Mit einem professionellen Netzwerk und einer hierarchischen Ordnung mit Sitz in einem Callcenter in der Türkei konnte eine Betrügerbande 182 Opfer in Wien, NÖ und anderen Bundesländern um Geld, Gold und Schmuck im Gesamtwert von 3,8 Millionen Euro erleichtern. Bei rund 400 potenziellen Opfern blieb es seit dem Jahr 2018 beim Versuch. Dabei war die kriminelle Vereinigung wie folgt aufgebaut: Capo und dessen Familie, Anrufer, Abholer und Buchmacher.

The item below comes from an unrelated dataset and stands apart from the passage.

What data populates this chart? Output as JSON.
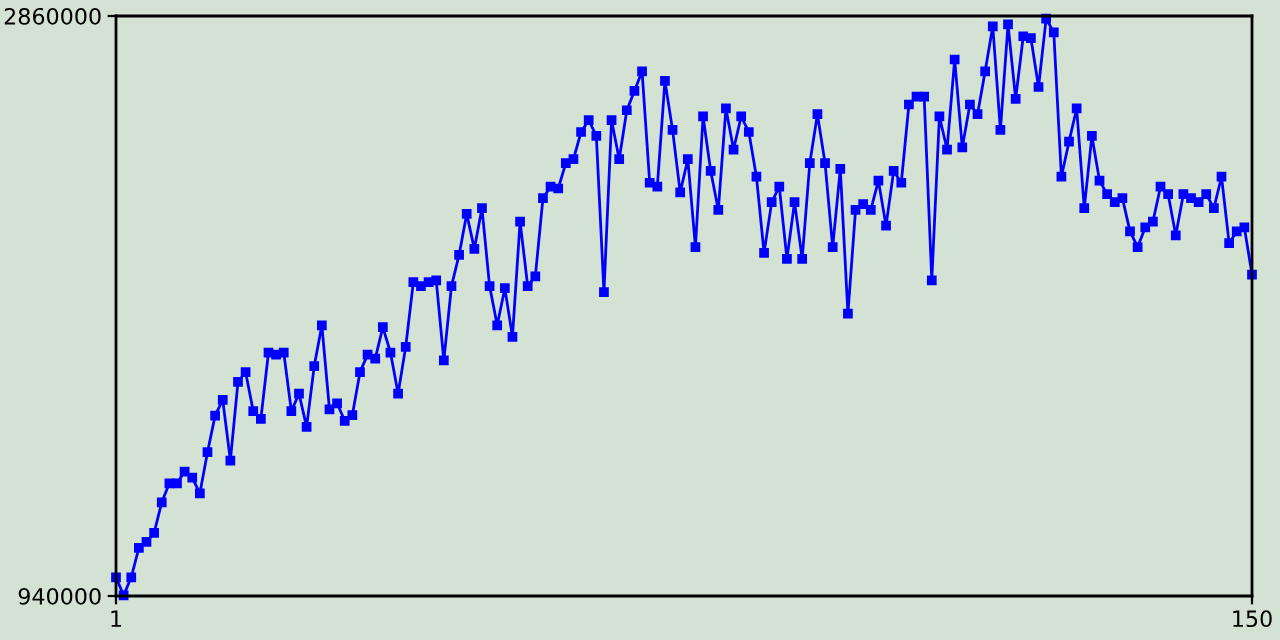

Die Masche war dabei wohl durchdacht: Mit fingierten Anrufen mittels Verwendung von sogenannten gespooften Telefonnummern (Anm.: bei den Opfer stand dann glaubhaft eine Nummer einer österreichischen Sicherheitsbehörde) gewannen die Anrufer erstmal das Vertrauen der meist betagten Opfer und fragten diese gezielt nach Vermögenswerten aus. Erst wenn das Opfer überhaupt keinen Zweifel an der mutmaßlichen Echtheit der "Polizisten" hatte, schlugen die Betrüger unterschiedliche Sicherheits- bzw. Vorsichtsmaßnahmen vor, wie: "In ihrer Gegend wird gerade viel eingebrochen, ein Kollege holt aber ihr Bargeld und Gold ab und wir verwahren es sicher für Sie auf. Der Kollege ist in den nächsten zwei Stunden bei Ihnen."
Nach dem Anrufer kam der Bote ins Spiel. Mit gut gemachten Totalfälschungen von Polizeidienstausweisen und teils Polizeikapperl gingen die Täter zu den Senioren und sicherten die Wertgegenstände. Dabei übergaben die Opfer oftmals mehrere zehntausend Euro, Schmuck und Golddukaten. Die Abholer bekamen dafür bis zu 20 % Erfolgshonorar.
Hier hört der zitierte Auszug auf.